Game names (and types): 'Goodarchers' (chasing game), 'Ball' (ball game)
Alternative types: running game, play with props/equipment

Handwritten game descriptions of two games played by Aboriginal children near Tennant Creek compiled for Dr Dorothy Howard by Dorothy Easey, a student at Clayfield College, in October 1954. Easey describes the chasing game 'Goodarchers', possibly also known as 'Devils' and 'Gayho (Look out here comes the Devil)'. She writes that the game can be played by any number of players in an open space. A 'devil' is elected and allocated a 'home' base; the other players are also given a base or 'a place of protection' to keep them safe from the 'devil'. The 'devil' chases the other players when they leave their base, taking captured children to his home. Easey also describes the ball game 'Ball', which involves a ball, a length of pinewood, and five or six players divided into two teams. To score, the ball must be hit beyond the opposing team.

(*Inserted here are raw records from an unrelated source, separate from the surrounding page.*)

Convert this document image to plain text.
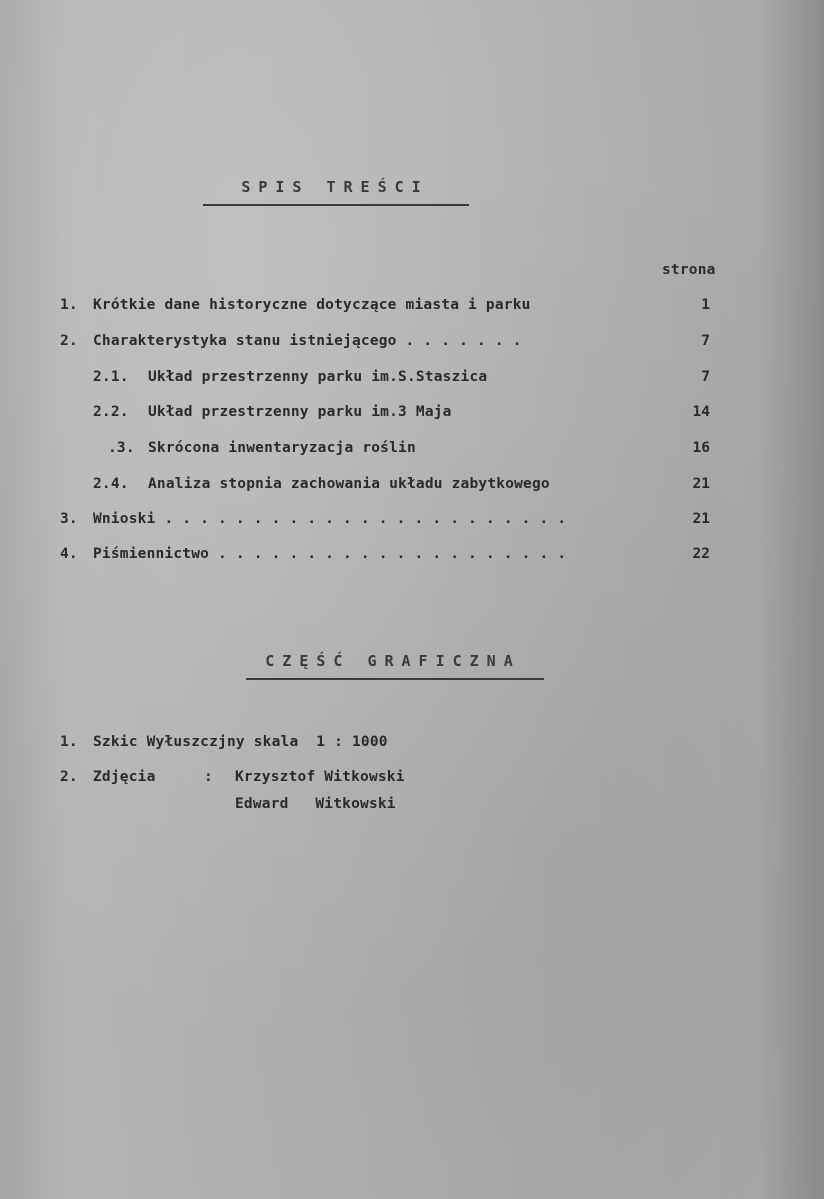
SPIS TREŚCI
strona
1. Krótkie dane historyczne dotyczące miasta i parku	1
2. Charakterystyka stanu istniejącego . . . . . . .	7
2.1. Układ przestrzenny parku im.S.Staszica	7
2.2. Układ przestrzenny parku im.3 Maja	14
.3. Skrócona inwentaryzacja roślin	16
2.4. Analiza stopnia zachowania układu zabytkowego	21
3. Wnioski . . . . . . . . . . . . . . . . . . . . . . .	21
4. Piśmiennictwo . . . . . . . . . . . . . . . . . . . .	22
CZĘŚĆ GRAFICZNA
1. Szkic Wyłuszczjny skala  1 : 1000
2. Zdjęcia	: Krzysztof Witkowski
Edward   Witkowski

One of a collection of letters describing a children's games written to children's Folklorist Dorothy Howard between 1954 and 1955. Dr Howard came to Australia in 1954-55 as an American Fulbright scholar to study Australian children's folklore. She travelled across Australia for 10 months collecting children's playground rhymes, games, play artefacts, etc. This letter, together with the other original fieldwork collected by Dr Howard during this period, is preserved in the Dorothy Howard Collection manuscript files, part of the Australian Children's Folklore Collection (ACFC), Archive Series 3. The ACFC is an extensive collection documenting children's folklore and related research.

Physical Description

Handwritten game descriptions in blue ink on lined paper. Text printed on one side only.